It's still 100% an improvement over what we used for chat before (Skype), but I'd be much happier running IRC or XMPP hosted on one of our servers. The boss decided on Slack instead as it's less maintenance on my part. I don't mind the extra work involved with running something we control, but the company wants me on other projects.
The only solution on Linux that implements audio, video and screen sharing is Sky (http://tel.red/), and it's incredibly flaky.
It doesn't help that the client hasn't had much more than cosmetic changes in at least five years, and is largely abandoned for Microsoft's kludgey Slack competitor.
When something bad happens, usually it is network infrastructure related or some IT experiment going on.
Sometimes when trying to log in it would say that the (saved) password was incorrect, the user would go change it in their Microsoft account and it still wouldn't take it, then a few hours later it was working fine again.

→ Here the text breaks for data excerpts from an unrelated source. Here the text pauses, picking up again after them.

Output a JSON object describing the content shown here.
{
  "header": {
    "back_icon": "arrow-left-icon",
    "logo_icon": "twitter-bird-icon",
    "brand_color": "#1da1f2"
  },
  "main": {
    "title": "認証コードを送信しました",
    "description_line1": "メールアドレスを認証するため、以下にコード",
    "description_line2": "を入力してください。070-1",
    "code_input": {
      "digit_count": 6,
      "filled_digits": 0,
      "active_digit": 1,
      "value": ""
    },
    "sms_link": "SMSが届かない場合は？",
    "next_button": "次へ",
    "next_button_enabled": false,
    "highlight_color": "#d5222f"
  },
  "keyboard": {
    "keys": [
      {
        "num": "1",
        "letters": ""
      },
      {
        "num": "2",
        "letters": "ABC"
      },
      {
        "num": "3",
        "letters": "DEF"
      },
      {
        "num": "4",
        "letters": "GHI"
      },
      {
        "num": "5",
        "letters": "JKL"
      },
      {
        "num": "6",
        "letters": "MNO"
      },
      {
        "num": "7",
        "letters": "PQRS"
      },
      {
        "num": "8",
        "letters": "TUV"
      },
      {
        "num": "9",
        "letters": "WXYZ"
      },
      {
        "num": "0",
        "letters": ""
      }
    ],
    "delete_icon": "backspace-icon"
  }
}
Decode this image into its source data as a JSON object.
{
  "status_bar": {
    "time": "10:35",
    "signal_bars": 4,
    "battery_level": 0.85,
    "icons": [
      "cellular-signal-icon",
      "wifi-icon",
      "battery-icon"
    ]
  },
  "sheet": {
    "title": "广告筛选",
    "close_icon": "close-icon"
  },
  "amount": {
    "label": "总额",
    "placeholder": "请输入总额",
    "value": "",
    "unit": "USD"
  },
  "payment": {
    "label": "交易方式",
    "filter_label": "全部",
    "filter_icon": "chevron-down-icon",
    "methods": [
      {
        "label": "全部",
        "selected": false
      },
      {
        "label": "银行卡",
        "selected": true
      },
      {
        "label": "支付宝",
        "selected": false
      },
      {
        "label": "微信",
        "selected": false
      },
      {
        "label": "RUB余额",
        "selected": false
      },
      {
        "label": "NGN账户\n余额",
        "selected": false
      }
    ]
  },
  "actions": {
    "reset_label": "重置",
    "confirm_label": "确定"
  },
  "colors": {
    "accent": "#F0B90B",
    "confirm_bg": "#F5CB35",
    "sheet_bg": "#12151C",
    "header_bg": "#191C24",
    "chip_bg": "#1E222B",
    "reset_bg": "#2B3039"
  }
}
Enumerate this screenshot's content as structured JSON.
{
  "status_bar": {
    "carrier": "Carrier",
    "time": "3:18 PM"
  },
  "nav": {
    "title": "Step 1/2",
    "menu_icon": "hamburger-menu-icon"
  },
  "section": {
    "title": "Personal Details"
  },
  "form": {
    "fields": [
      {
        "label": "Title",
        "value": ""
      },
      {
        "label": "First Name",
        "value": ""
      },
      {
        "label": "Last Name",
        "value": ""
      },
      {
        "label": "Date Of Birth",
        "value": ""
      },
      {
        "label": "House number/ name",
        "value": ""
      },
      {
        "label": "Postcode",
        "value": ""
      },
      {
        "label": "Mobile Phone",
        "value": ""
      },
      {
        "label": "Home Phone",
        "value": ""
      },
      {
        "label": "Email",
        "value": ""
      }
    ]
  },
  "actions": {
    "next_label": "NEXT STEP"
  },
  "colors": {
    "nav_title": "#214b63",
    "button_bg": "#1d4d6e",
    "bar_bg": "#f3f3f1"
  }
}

Slack also has much better search, and their support for attachments is dead-simple. Sending a file on Skype was always a chore that felt like it was 1999 all over again, but on Slack it's literally drag, drop, and collaborate.
As I said before, Slack wasn't my first choice but it's a good platform for what it is. I don't like that our conversations and files are stored on their servers, but I doubt anyone at the company is sifting through our stuff looking for dirt or valuable info on a small business with 10 employees.